Kepala Departemen Komunikasi Bank Indonesia, Erwin Haryono, mengatakan kenaikan prompt manufacturing index ini mengindikasikan adanya ekspansi, meskipun industri masih dalam kondisi kontraksi lantaran indeks berada di bawah 50 persen. "Meningkatnya PMI BI pada triwulan tersebut didorong oleh peningkatan aktivitas masyarakat saat Natal dan libur akhir tahun, sehingga meningkatkan permintaan masyarakat dan didukung ketersediaan sarana produksi," ujar Erwin.
Erwin menyatakan perbaikan kinerja PMI BI di akhir tahun terjadi pada hampir semua subsektor industri pengolahan.
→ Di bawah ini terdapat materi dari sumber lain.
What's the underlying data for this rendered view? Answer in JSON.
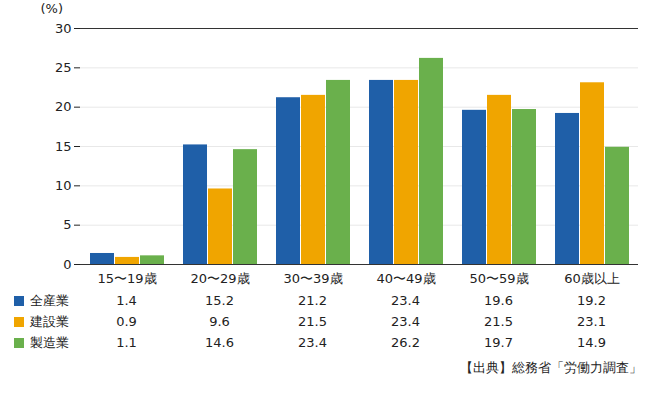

Kenaikan tertinggi terjadi di sektor pupuk, kimia dan barang dari karet, serta kertas dan barang cetakan.
Tren perbaikan PMI BI membuat bank sentral optimistis kinerja industri semakin membaik pada kuartal I 2021. "Pada kuartal I 2021, PMI BI diperkirakan sebesar 51,14 persen," tuturnya.
Sektor makanan, minuman, dan tembakau diperkirakan melanjutkan ekspansi, yang didorong oleh permintaan yang masih terjaga serta kecukupan bahan baku. Sektor lain yang diprediksi moncer adalah pupuk, kimia dan barang dari karet, serta kertas dan barang cetakan.
Petani memanen tomat di Cimenyan, Kabupaten Bandung, Jawa Barat, 3 April 2020. TEMPO/Prima Mulia
Peningkatan PMI BI sejalan dengan hasil Survei Kegiatan Dunia Usaha pada kuartal terakhir 2020. BI mencatat kontraksi nilai saldo bersih tertimbang pada periode tersebut berkurang menjadi -3,90 persen dari -5,97 persen pada kuartal sebelumnya.
Erwin menyatakan perbaikan kegiatan usaha didorong kinerja sejumlah sektor yang tumbuh positif, salah satunya di industri pengolahan. Sektor pengangkutan dan komunikasi, keuangan, real estat dan jasa perusahaan, listrik, gas dan air bersih, serta jasa lainnya pun turut berkontribusi. Perbaikan kondisi kegiatan usaha ini didukung momen Natal dan tahun baru, ketersediaan bahan baku produksi, sekaligus peningkatan jumlah pelanggan baru di subsektor listrik.
Para responden dari survei tersebut memperkirakan kegiatan usaha mencatatkan kinerja positif pada kuartal pertama tahun ini dengan SBT sebesar 7,68 persen. Sektor pertanian, perkebunan, peternakan, kehutanan, dan perikanan menjadi salah satu yang bersinar. "Itu terjadi sejalan dengan musim panen tanaman bahan makanan di beberapa sentra pangan nasional, seperti Jawa Timur, Jawa Barat, Jawa Tengah, Sulawesi Selatan, dan Sumatera Utara," kata Erwin.
Menteri Perindustrian Agus Gumiwang Kartasasmita optimistis industri pengolahan nonmigas mampu tumbuh positif tahun ini. Dia memperkirakan investasi di industri ini mencapai Rp 323,56 triliun pada 2021. "Pada 2021 diproyeksikan semua subsektor industri mampu tumbuh positif," katanya. Industri makanan dan minuman, logam dasar, otomotif, serta elektronik diproyeksi mampu menarik banyak investor.
Tahun lalu, nilai investasi untuk industri tersebut tetap meningkat meski produk domestik bruto terkontraksi 2,22 persen. Sepanjang 2020, nilai investasi industri pengolahan nonmigas diperkirakan mencapai Rp 265,28 triliun atau naik 24,4 persen dari realisasi investasi pada 2019 senilai Rp 213,11 triliun. Proyeksi nilai investasi yang dibuat pemerintah sebesar Rp 323,56 triliun pada tahun ini naik 21,97 persen dari realisasi pada tahun lalu.
Badan Pusat Statistik pada Desember 2020 mencatat industri pengolahan berkontribusi besar terhadap ekspor pada November 2020. Nilai ekspor industri pengolahan mencapai US$ 12,1 miliar. Nilainya 79,3 persen dari total ekspor Indonesia pada periode tersebut, yaitu US$ 15,28 miliar.